NEW PORT RICHEY — A longstanding effort to consolidate five west Pasco VA health clinics into a one-stop shop moved closer to reality this month when the U.S. House of Representatives passed a resolution authorizing the lease.
Congressman Gus Bilirakis, R-Palm Harbor, said final passage of the resolution would mean local veterans would no longer have to shuttle between the main VA health clinic on Little Road and four satellite facilities in Port Richey to receive medical, dental and mental health care. “We're running out of space, and parking is a problem,” he said.
The five facilities total just less than 50,000 square feet. “We're going to more than double that,” Bilirakis said.
The resolution authorizes the VA to lease up to 114,000 square feet for the new all-service clinic with 525 parking spaces. Bilirakis said the code requirements would disqualify the former Community Hospital building at Marine Parkway and Grand Boulevard in New Port Richey. The hospital has been mostly vacant since the owner, Columbia HCA, opened the Medical Center of Trinity in 2011.
Bilirakis said the VA wants a new building and will look to the private sector to build it. That's good news for local governments because it means the property would stay on the tax roll.
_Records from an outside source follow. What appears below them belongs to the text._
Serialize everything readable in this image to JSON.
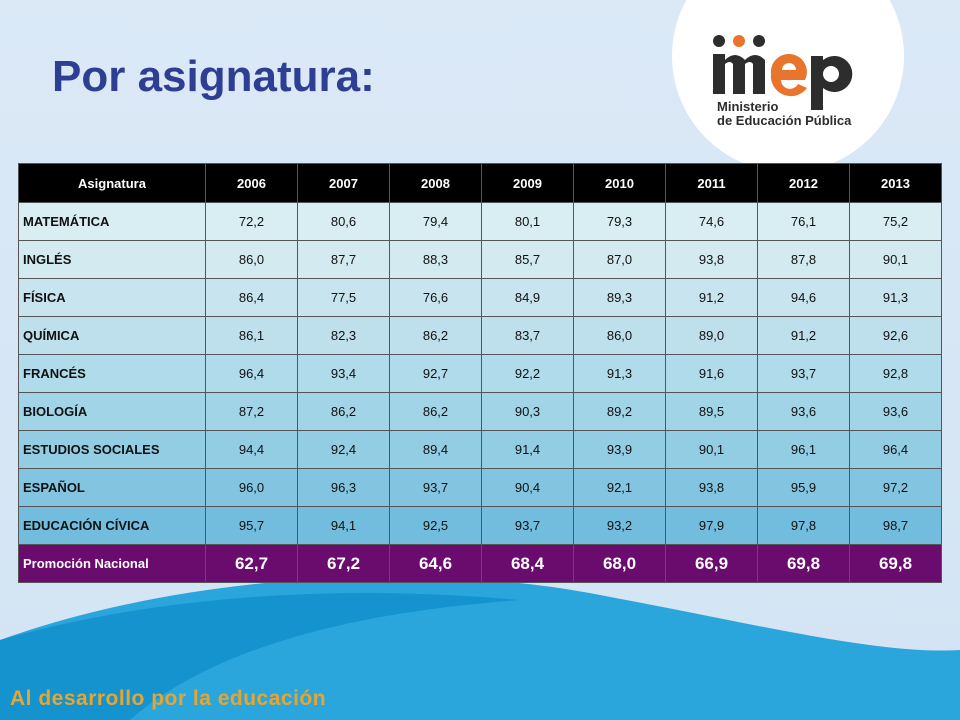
{
  "title": "Por asignatura:",
  "footer": "Al desarrollo por la educación",
  "logo": {
    "name": "mep",
    "line1": "Ministerio",
    "line2": "de Educación Pública",
    "colors": {
      "dark": "#2d2d2d",
      "orange": "#e8742d"
    }
  },
  "table": {
    "headers": [
      "Asignatura",
      "2006",
      "2007",
      "2008",
      "2009",
      "2010",
      "2011",
      "2012",
      "2013"
    ],
    "rows": [
      [
        "MATEMÁTICA",
        "72,2",
        "80,6",
        "79,4",
        "80,1",
        "79,3",
        "74,6",
        "76,1",
        "75,2"
      ],
      [
        "INGLÉS",
        "86,0",
        "87,7",
        "88,3",
        "85,7",
        "87,0",
        "93,8",
        "87,8",
        "90,1"
      ],
      [
        "FÍSICA",
        "86,4",
        "77,5",
        "76,6",
        "84,9",
        "89,3",
        "91,2",
        "94,6",
        "91,3"
      ],
      [
        "QUÍMICA",
        "86,1",
        "82,3",
        "86,2",
        "83,7",
        "86,0",
        "89,0",
        "91,2",
        "92,6"
      ],
      [
        "FRANCÉS",
        "96,4",
        "93,4",
        "92,7",
        "92,2",
        "91,3",
        "91,6",
        "93,7",
        "92,8"
      ],
      [
        "BIOLOGÍA",
        "87,2",
        "86,2",
        "86,2",
        "90,3",
        "89,2",
        "89,5",
        "93,6",
        "93,6"
      ],
      [
        "ESTUDIOS SOCIALES",
        "94,4",
        "92,4",
        "89,4",
        "91,4",
        "93,9",
        "90,1",
        "96,1",
        "96,4"
      ],
      [
        "ESPAÑOL",
        "96,0",
        "96,3",
        "93,7",
        "90,4",
        "92,1",
        "93,8",
        "95,9",
        "97,2"
      ],
      [
        "EDUCACIÓN CÍVICA",
        "95,7",
        "94,1",
        "92,5",
        "93,7",
        "93,2",
        "97,9",
        "97,8",
        "98,7"
      ]
    ],
    "promo": [
      "Promoción Nacional",
      "62,7",
      "67,2",
      "64,6",
      "68,4",
      "68,0",
      "66,9",
      "69,8",
      "69,8"
    ]
  }
}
Congress has authorized nearly $12 million for the new lease — up from the current $1.7 million.
New Port Richey city leaders had opposed a plan to sell the hospital, once the city's largest taxpayer, to the VA. Bilirakis said it will be up to local officials and the James A. Haley Veterans Hospital in Tampa to decide on the location.
“If they do choose the New Port Richey site, the old hospital would have to be torn down,” he said. “I've had conversations with them, and I know they want to submit a bid. It's important that it's centrally located for the veterans, whether they're in Hudson or Holiday. I want it to be convenient.”
He stressed that veterans in east Pasco would continue to receive services at the Zephyrhills Community Based Outreach Center next to Florida Hospital on Gall Boulevard.
Brian Anderson, Pasco County's Veterans Services officer, said the new clinic is desperately needed in Pasco, which is home to more than 54,000 military veterans and their families. “We have this big draw down going on and forces coming home at a rapid rate,” he said. “We like to just pat them on the back and say, 'OK, it's over.' But the reality is it's not over. War is a continuing public health issue.”
Bilirakis said he has gained assurances from Sens. Bill Nelson and Marco Rubio to help usher the legislation through the Senate and with luck get it to President Barack Obama before the end of January. “My priority right now is to get this thing secured legislatively. I can say I got it out of the House, but that's not good enough,” he said.